属性的セグメンテーションでは、主に子どものいる若い世帯をターゲットにしています。そのための品ぞろえだけでなく、店舗では子どもが楽しめるような買い物体験が設計されています。また、家具に使える予算が限られている層にフォーカスし、すべての商品は低コストで作られています。
地理的には、主には都心から少し離れた住宅地をターゲットにし、駐車場のある大型店舗を構えています。しかし国は限定せず、世界各地で同じスタイルの商品や店舗を展開しています(近年は渋谷などの都心にも一部、店舗ができました)。
商品の展示方法は、それまでの多くの家具店のように商品をジャンルごとに並べず、部屋が丸ごと展示されています。行動的セグメンテーションで、一度に複数の家具を購入して部屋全体のコーディネートをするオケージョン(場面)を想定しているといえるでしょう。

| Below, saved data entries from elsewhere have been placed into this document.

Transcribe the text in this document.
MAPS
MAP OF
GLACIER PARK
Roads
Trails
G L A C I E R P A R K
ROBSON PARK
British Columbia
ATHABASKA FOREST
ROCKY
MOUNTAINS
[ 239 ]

家具業界はイケアが急成長を始める以前から、激しい競争環境にありました。IKEAはそのなかで、子育て世代にデザイン性の高いものを低価格で一度に購入してもらうという、他の家具メーカーにはなかった考え方で戦略をたて、急成長を遂げてきました。
市場をセグメント分けするのは、自社の限られた資源で効率的にビジネスを行うためです。
消費者の生活や求めるものが多様化している近年では、よりクリアにターゲット像を描いて、その特有のニーズにあわせたマーケティングをすることが重要になってきています。
そのために、市場を適切にセグメント分けし、自社が最も優位にビジネスを進められそうなターゲットを特定して戦略を構築することが欠かせません。
この記事を参考に、市場のセグメント分けをマーケティングに活かしていただければ幸いです。